Моцарт не слишком доверял Эскадрильо. Прежде чем стать первой скрипкой, тот работал в пиар-агентстве менеджером по связям с общественностью и приобрел повадки продавца, от которых его не избавило даже ежедневное прикосновение к искусству. И все же Моцарт позвонил по тому самому номеру. Оказалось, что он принадлежал обнищавшей англичанке Шерли Браун, подыскивавшей себе работу, которая позволила бы ей развивать мелкую моторику. Дело в том, что Шерли Браун отличалась большой врожденной неуклюжестью и стремилась ее преодолеть всеми возможными способами. Например, чтобы избавиться от свойственной ей медвежьей грации, она записалась на курсы пилатеса, где ее научили незаметно втягивать живот и избавили от привычки шаркать подошвами при ходьбе.

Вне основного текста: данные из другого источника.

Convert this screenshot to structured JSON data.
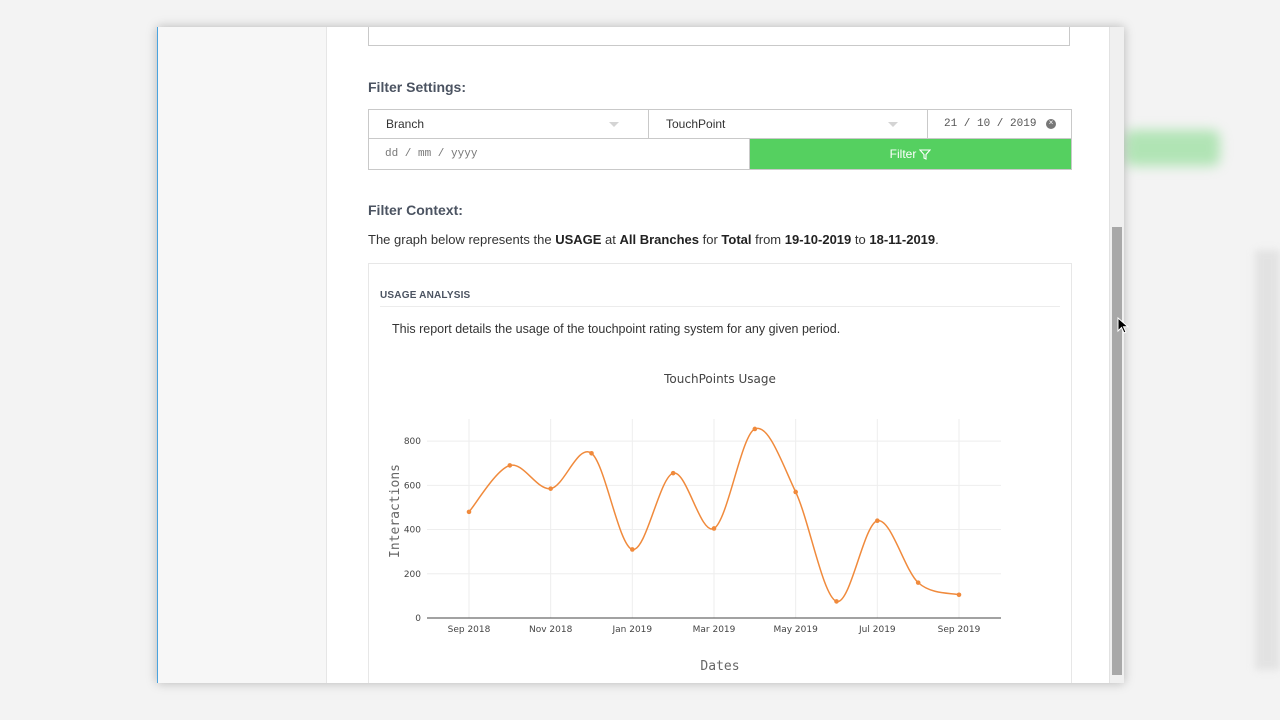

Кстати, именно там Шерли Браун впервые услышала музыку великого Моцарта – инструктор по пилатесу очень любил «Волшебную флейту». Шерли Браун, как и решительно все чувствительные люди, не могла не проникнуться прекрасной мелодией, поэтому теперь, вернувшись домой из тренажерного зала, она вставляла в плеер диск с фильмом французского режиссера Блие «Приготовьте ваши носовые платки», потому что в этом фильме было много-много великого Моцарта. Беда была лишь в том, что на сердце у Шерли Браун в эти минуты было неспокойно – ведь занятия пилатесом нужно было чем-то оплачивать. Поэтому, когда ей позвонил Моцарт собственной персоной и предложил ей устроиться к нему на службу в качестве штатной завязывальщицы шнурков, Шерли согласилась, не раздумывая. Радости ее не было предела, и я даже не знаю, стоит ли говорить о том, что в первый же день Шерли без памяти влюбилась в своего работодателя. Он тоже проявил к ней некоторый интерес, градус которого, однако, не шел ни в какое сравнение с бурными чувствами пылкой англичанки. Кстати, бытует ошибочное мнение, что англичанки пылкими не бывают, а бывают лишь чопорными. Вероятно, тот, кто впервые уверенно высказался в этом смысле, не был знаком с Шерли Браун. Она была настолько пылкой по отношению к Моцарту, что в одно прекрасное утро они обнаружили, что его шнурки, очевидно, перепуганные пылкостью Шерли Браун, стали завязываться, как по мановению волшебной палочки, сами собой.

Это, конечно, не могло не стать помехой в их отношениях, потому что выходило, что Моцарт больше не нуждался в помощи Шерли Браун. Все-таки он нанимал ее не для того, чтобы она по уши в него влюбилась, а как завязывальщицу шнурков. Особой любви к ней у него никогда не было, что тоже весьма отягощало дело. Но главной помехой была девушка по имени, как вы догадываетесь, Констанца. О ее существовании Шерли Браун узнала случайно – все потому, что Моцарт ни в грош не ставил ее музыкальные способности, а между тем Шерли не только обладала абсолютным слухом, но и умела читать партитуру. И вот однажды, когда она вытирала пыль с крышки рояля, ей на глаза попались ноты, небрежно брошенные Моцартом на пол. Шерли подобрала листки с пола, пробежала написанное глазами и буквально, если можно так выразиться, между нот прочитала несколько роковых фраз. Первая фраза, преимущественно разбавленная нежными ля-бемолями, выглядела так: «Констанца, какое счастье, что ты рядом со мной». Вторая, изобилующая ликующим ре-мажором: «Ты самая стройная девушка из всех, кого я знаю». И третья, веселое стаккато: «Ты придешь ко мне в субботу вечером, правда?». Шерли Браун уронила партитуру на паркет и расплакалась.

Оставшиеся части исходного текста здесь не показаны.